The first of these came before Margaret Pole was part of her life. At the age of two and a half, Mary was betrothed to the dauphin of France and went through a form of marriage ceremony at Greenwich with her future husband’s proxy, the French admiral, Bonnivet. Wearing cloth of gold and a bejewelled black velvet cap, she behaved impeccably during a long ceremony in which the bishop of Durham preached about marriage for the edification of the adults present. Henry may have been serious at the time but the power games of mainland Europe made it improbable that his daughter would ever be delivered to France. She was not expected until the dauphin was 14 and could consummate the marriage. As shrewd a participant in the ebb and flow of diplomacy as Henry VIII would at least have suspected that the path ahead was not straight. But, for the time being, it looked like a glorious match, even if Katherine of Aragon privately preferred one of her own relatives as a husband for Mary.

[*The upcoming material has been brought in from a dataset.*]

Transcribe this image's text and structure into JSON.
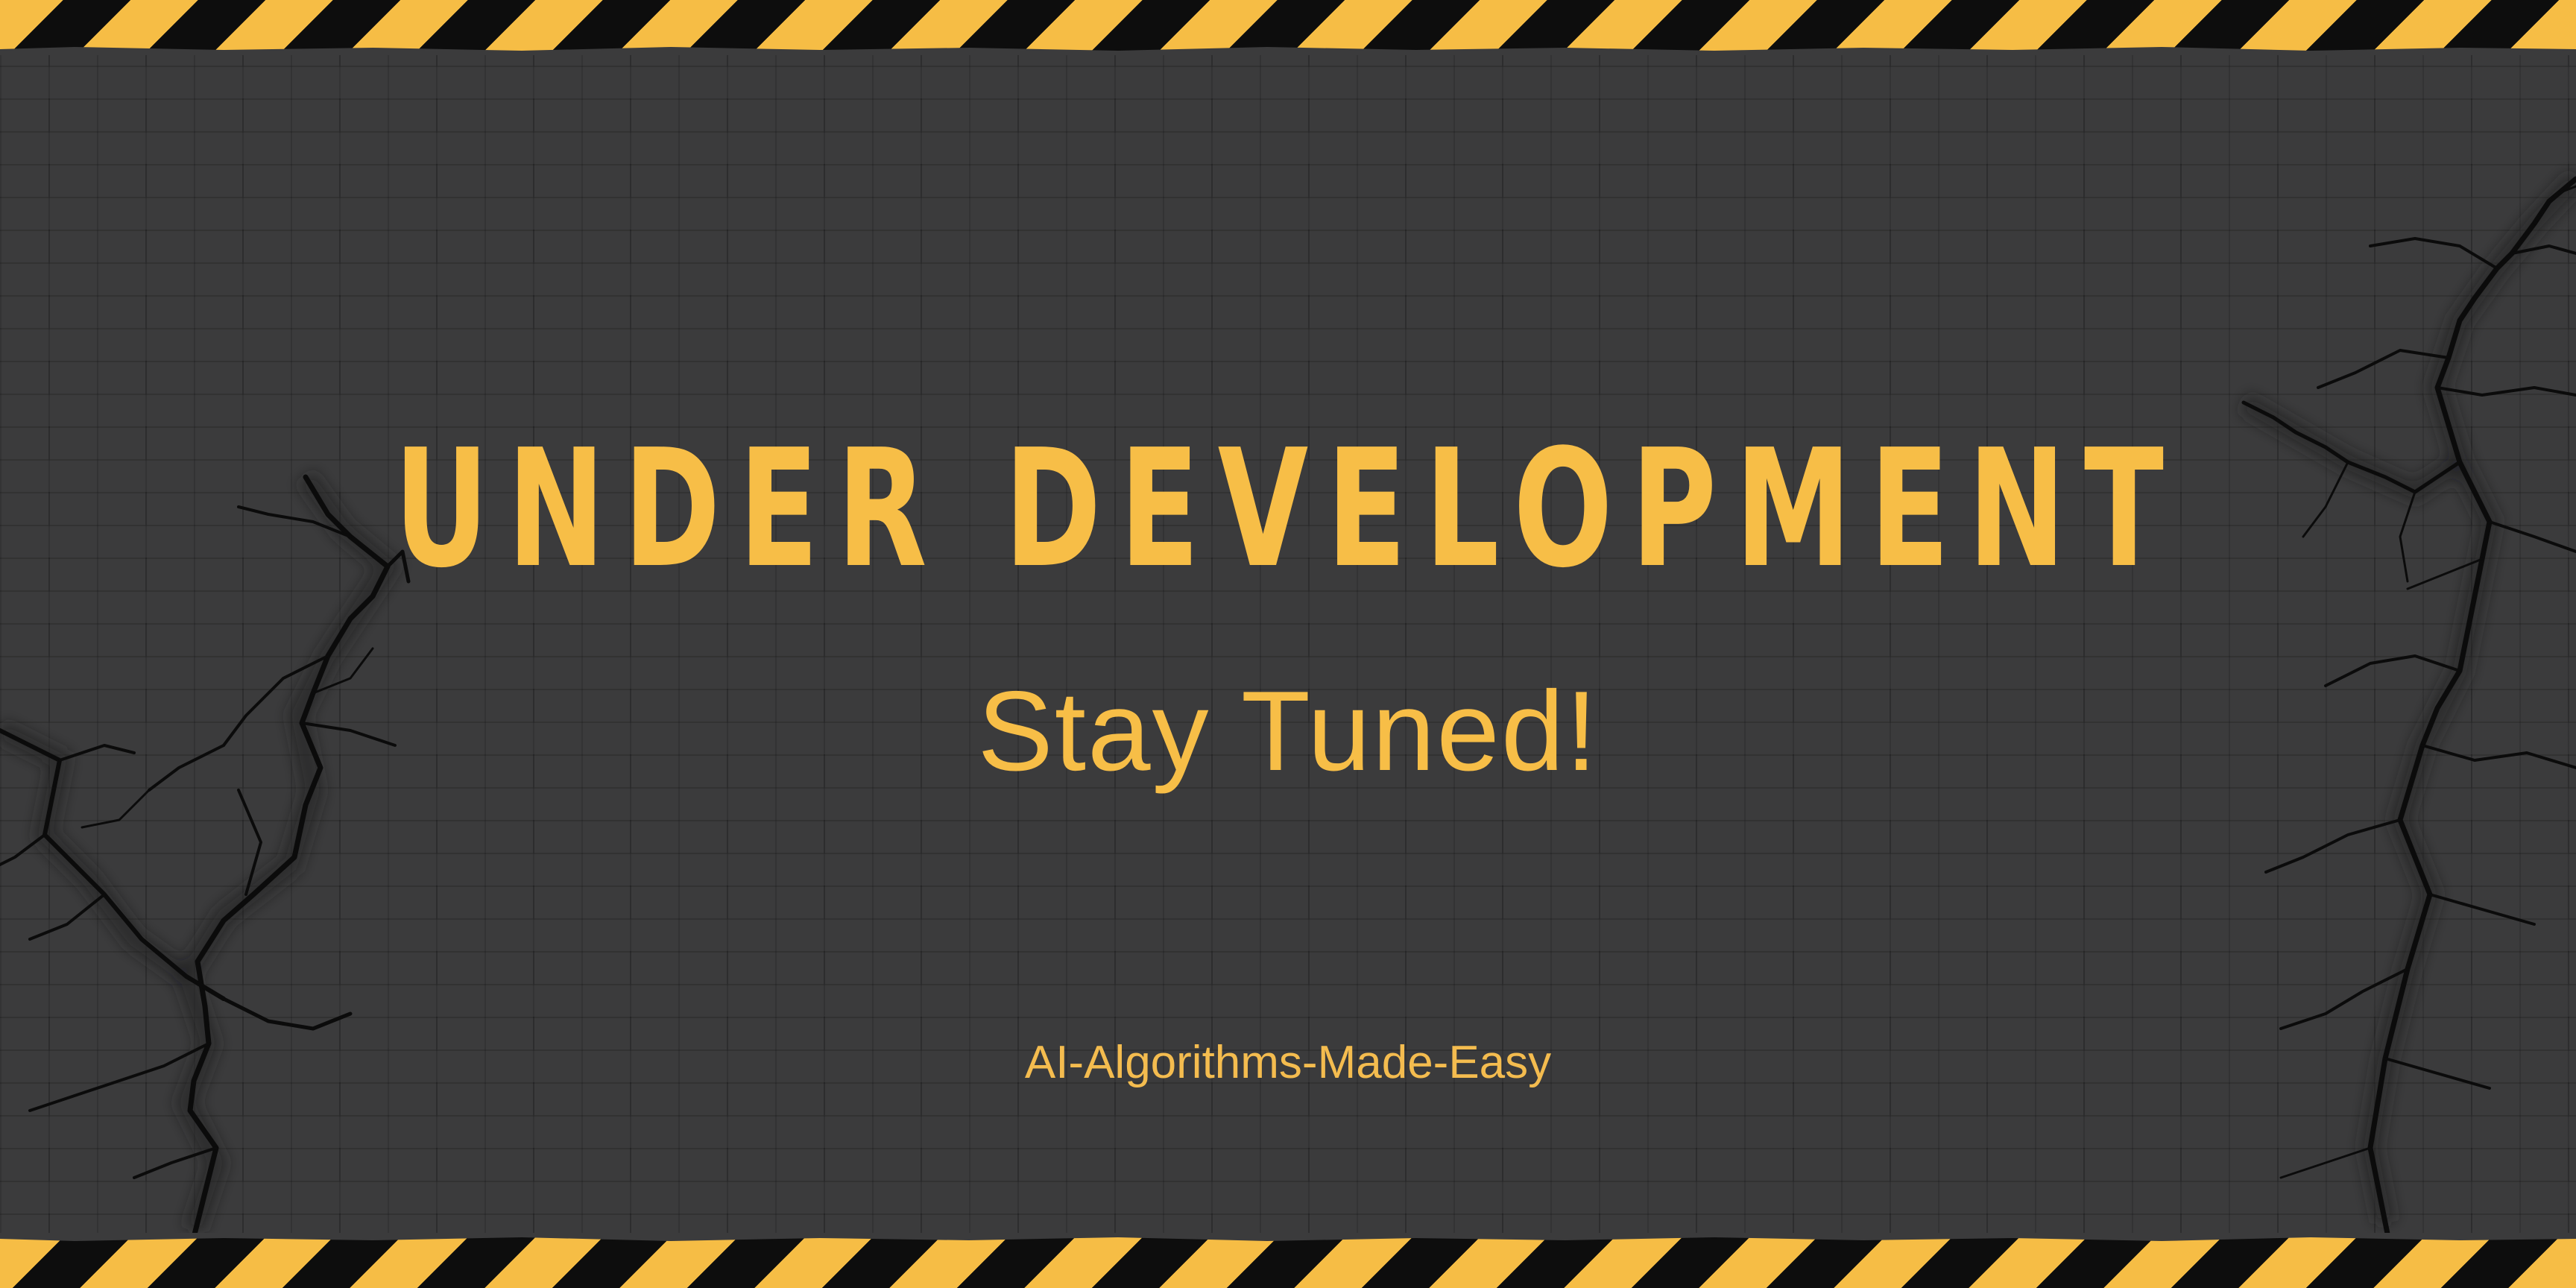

The first sign that all was not well with this Anglo-French union came when Mary failed to accompany her parents to the Field of Cloth of Gold in 1520. The meeting had been postponed from 1519, when Mary was expected to attend, but when it finally took place, she was not there. Her absence may have been regretted by Francis I’s plain but intelligent wife, Queen Claude. As Mary’s prospective mother-in-law she had already sent a jewelled cross worth six thousand ducats and a portrait of her son, the dauphin, but she was not rewarded with a sight of his child bride. There could have been any number of reasons for this, of course. There was tension between Queen Katherine and Cardinal Wolsey, a deterioration of what was often a difficult relationship. Perhaps Katherine did not want her daughter, still so young, caught up in this, or maybe she and Henry felt that a camp, no matter how luxurious, was not the right place for their child to be introduced to her in-laws and the devious world of diplomacy.We shall never know whether Henry would have shown off a son, if there had been one. As it was, Mary was spared any awkwardness and Henry did not have to face any potentially difficult questions about the succession.

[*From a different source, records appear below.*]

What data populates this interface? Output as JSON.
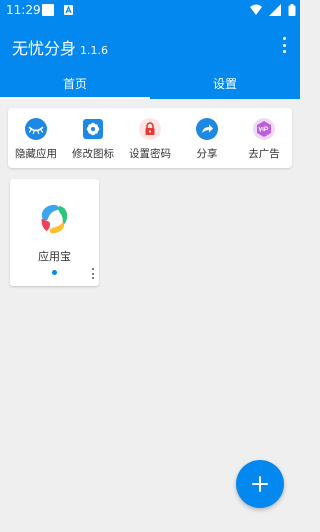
{
  "status_bar": {
    "time": "11:29"
  },
  "app": {
    "title": "无忧分身",
    "version": "1.1.6"
  },
  "tabs": [
    {
      "label": "首页",
      "selected": true
    },
    {
      "label": "设置",
      "selected": false
    }
  ],
  "actions": [
    {
      "label": "隐藏应用",
      "icon": "eye-closed-icon",
      "color": "#1e88e5"
    },
    {
      "label": "修改图标",
      "icon": "flower-icon",
      "color": "#1e88e5"
    },
    {
      "label": "设置密码",
      "icon": "lock-icon",
      "color": "#e53935"
    },
    {
      "label": "分享",
      "icon": "share-arrow-icon",
      "color": "#1e88e5"
    },
    {
      "label": "去广告",
      "icon": "vip-icon",
      "color": "#c05ce0"
    }
  ],
  "apps": [
    {
      "name": "应用宝",
      "icon": "yingyongbao-icon",
      "active": true
    }
  ],
  "colors": {
    "primary": "#0288ee",
    "background": "#efefef"
  },
  "fab": {
    "icon": "plus-icon"
  }
}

The king of France, however, was not to be so easily deterred. Before Henry had even returned to England, Francis sent three of his gentlemen to see the princess. No doubt he wanted to make sure that she was in good health and did not have some physical or mental defect that had been concealed. Their coming was unexpected and their reception demonstrates how much importance was attached to the occasion and how the political and social establishment rallied round the princess. ‘Notwithstanding the short warning’, they were banqueted by the mayor of London, shown the major sights of the capital and entertained by the duke of Norfolk.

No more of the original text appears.